2. **You already write documentation.** A model card and a data dictionary are documentation; treat them as such, with the discipline of being kept current and written for a reader.
3. **Docstrings live in the code.** Co-located with the function, accessible at runtime and in the IDE, they're the documentation least likely to drift — write them to a consistent convention.
4. **Fight rot structurally.** Keep docs near the code, generate reference from the code, and make examples executable — and prioritise the README, the cheapest, highest-leverage document there is.
The next chapter confronts what accumulates when these practices are skipped under deadline — and how to manage it: *technical debt*.
## Exercises {#sec-documentation-exercises}
1. Write or rewrite the README for one of your projects so that a newcomer can go from `git clone` to a running system in minutes — what it does, how to set up the environment, how to run it, where the data comes from. Hand it to someone unfamiliar and note the first point at which they get stuck.
2. Add proper docstrings to the public functions of one of your modules — what it does, parameters, returns, and an example. Then call `help()` on one and ask whether the rendered documentation is enough to *use* the function without reading its body.

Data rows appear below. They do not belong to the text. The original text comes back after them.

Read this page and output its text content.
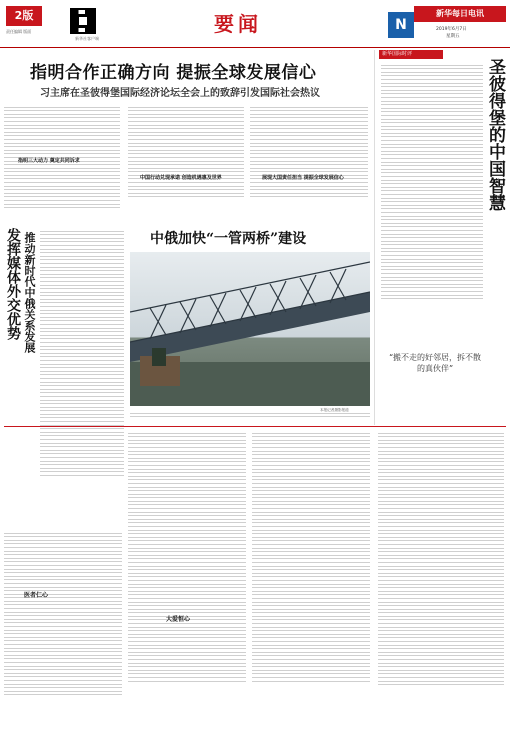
2版
责任编辑 版面
新华社客户端
要闻	N
新华每日电讯
2019年6月7日
星期五
指明合作正确方向 提振全球发展信心
习主席在圣彼得堡国际经济论坛全会上的致辞引发国际社会热议
新华国际时评
圣彼得堡的中国智慧
“搬不走的好邻居，拆不散的真伙伴”
发挥媒体外交优势 推动新时代中俄关系发展
指明三大动力 奠定共同诉求
中国行动兑现承诺 创造机遇惠及世界	展现大国责任担当 提振全球发展信心
中俄加快“一管两桥”建设
本报记者摄影报道
医者仁心
大爱恒心
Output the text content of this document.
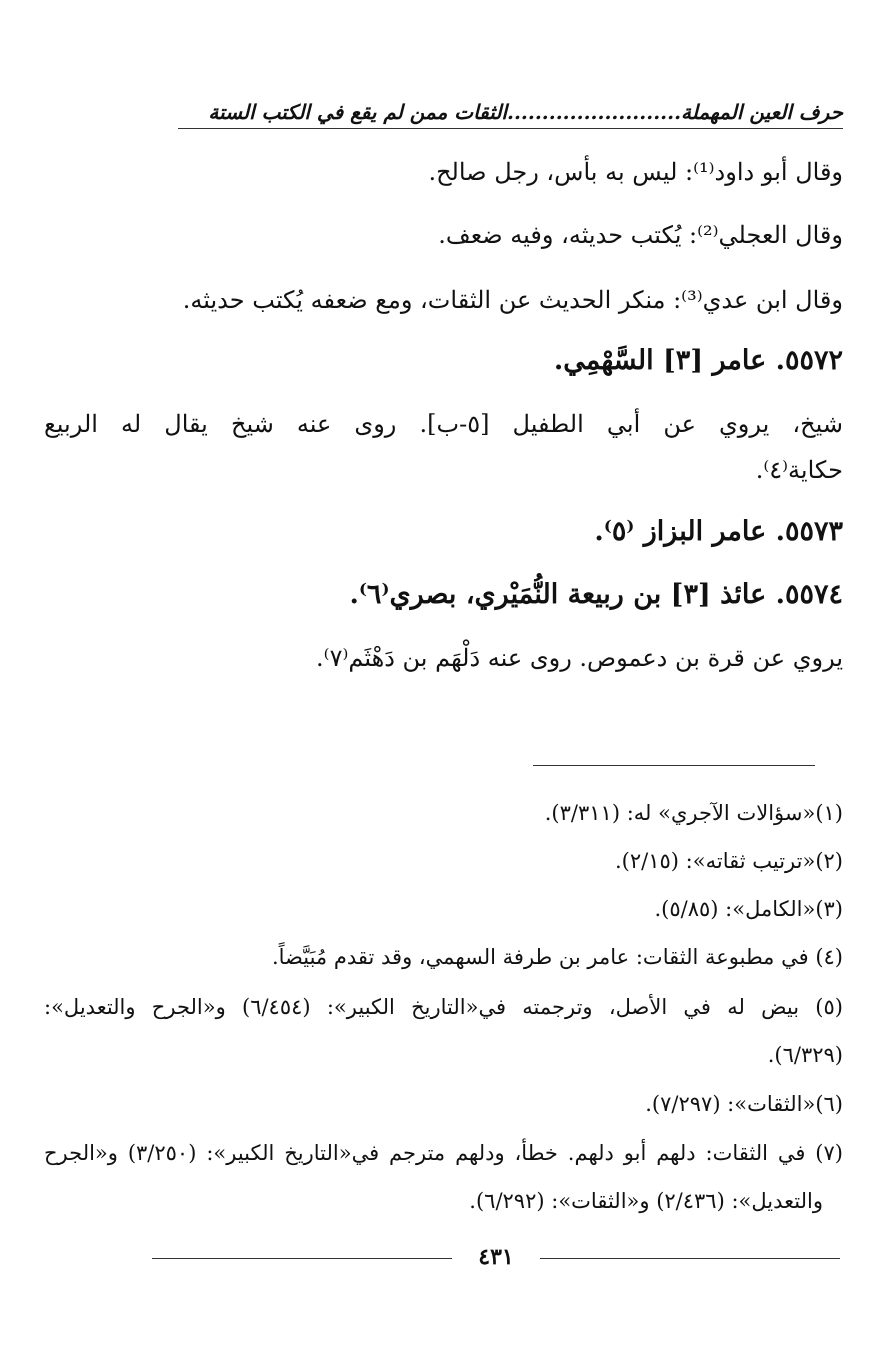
حرف العين المهملة.........................الثقات ممن لم يقع في الكتب الستة
وقال أبو داود⁽¹⁾: ليس به بأس، رجل صالح.
وقال العجلي⁽²⁾: يُكتب حديثه، وفيه ضعف.
وقال ابن عدي⁽³⁾: منكر الحديث عن الثقات، ومع ضعفه يُكتب حديثه.
٥٥٧٢. عامر [٣] السَّهْمِي.
شيخ، يروي عن أبي الطفيل [٥-ب]. روى عنه شيخ يقال له الربيع
حكاية⁽٤⁾.
٥٥٧٣. عامر البزاز ⁽٥⁾.
٥٥٧٤. عائذ [٣] بن ربيعة النُّمَيْري، بصري⁽٦⁾.
يروي عن قرة بن دعموص. روى عنه دَلْهَم بن دَهْثَم⁽٧⁾.
(١)«سؤالات الآجري» له: (٣/٣١١).
(٢)«ترتيب ثقاته»: (٢/١٥).
(٣)«الكامل»: (٥/٨٥).
(٤) في مطبوعة الثقات: عامر بن طرفة السهمي، وقد تقدم مُبَيَّضاً.
(٥) بيض له في الأصل، وترجمته في«التاريخ الكبير»: (٦/٤٥٤) و«الجرح والتعديل»:
(٦/٣٢٩).
(٦)«الثقات»: (٧/٢٩٧).
(٧) في الثقات: دلهم أبو دلهم. خطأ، ودلهم مترجم في«التاريخ الكبير»: (٣/٢٥٠) و«الجرح
والتعديل»: (٢/٤٣٦) و«الثقات»: (٦/٢٩٢).
٤٣١
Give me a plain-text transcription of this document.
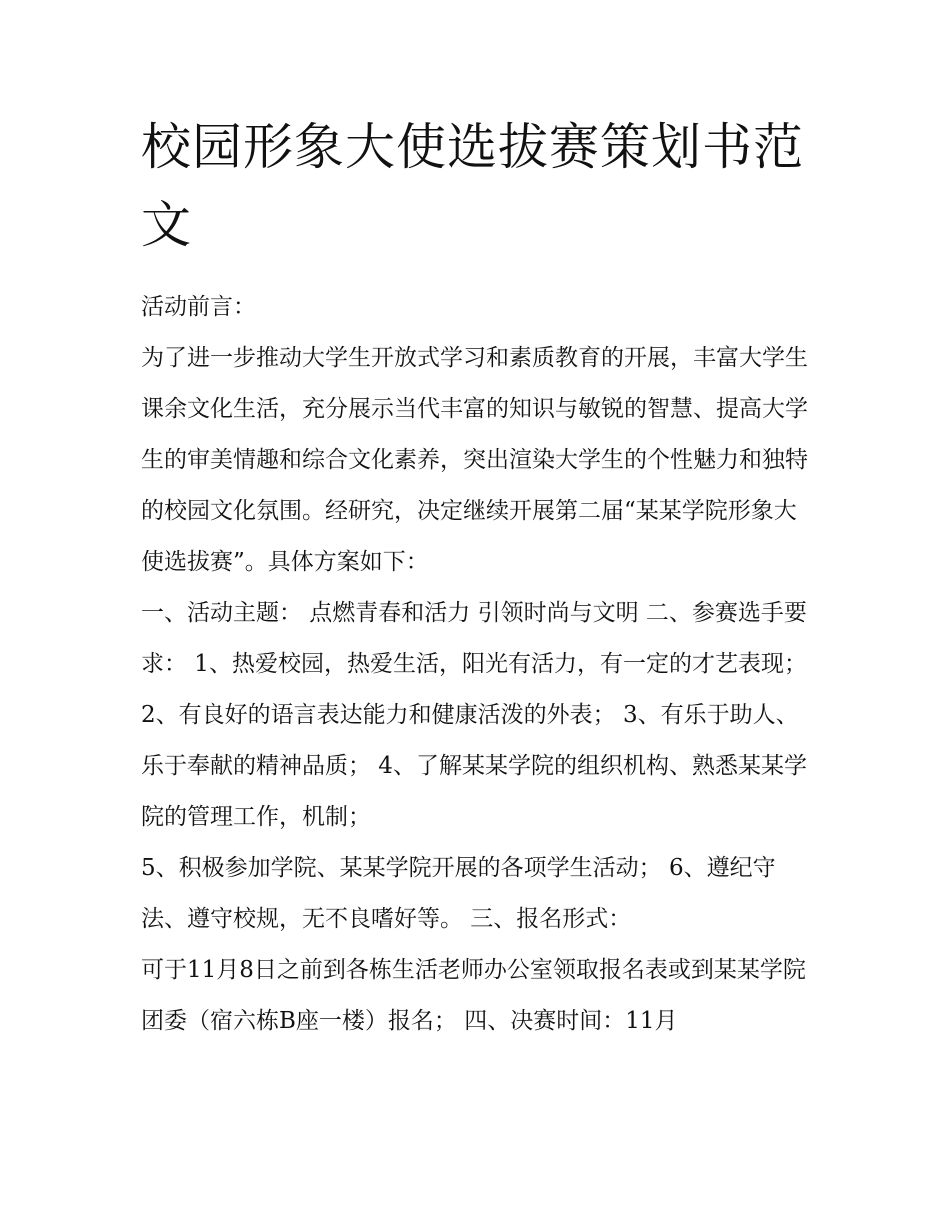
校园形象大使选拔赛策划书范文

活动前言：

为了进一步推动大学生开放式学习和素质教育的开展，丰富大学生课余文化生活，充分展示当代丰富的知识与敏锐的智慧、提高大学生的审美情趣和综合文化素养，突出渲染大学生的个性魅力和独特的校园文化氛围。经研究，决定继续开展第二届“某某学院形象大使选拔赛”。具体方案如下：

一、活动主题： 点燃青春和活力 引领时尚与文明 二、参赛选手要求： 1、热爱校园，热爱生活，阳光有活力，有一定的才艺表现；

2、有良好的语言表达能力和健康活泼的外表； 3、有乐于助人、乐于奉献的精神品质； 4、了解某某学院的组织机构、熟悉某某学院的管理工作，机制；

5、积极参加学院、某某学院开展的各项学生活动； 6、遵纪守法、遵守校规，无不良嗜好等。 三、报名形式：

可于11月8日之前到各栋生活老师办公室领取报名表或到某某学院团委（宿六栋B座一楼）报名； 四、决赛时间：11月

3. Write a model card for a model you've built: intended use, training data, evaluation, known limitations, and where it should not be used. Which section was hardest to write, and what does that difficulty tell you about the model?
4. **Conceptual:** Using the Diátaxis categories (tutorial, how-to, reference, explanation), classify a README, a docstring, a tutorial notebook, and a model card. Where does each fit, and why does mixing two of these jobs into one document make it worse at both?
5. **Conceptual:** Documentation rots. Describe two practices that structurally keep documentation in sync with the code, and explain why "remember to update the docs" is not one of them.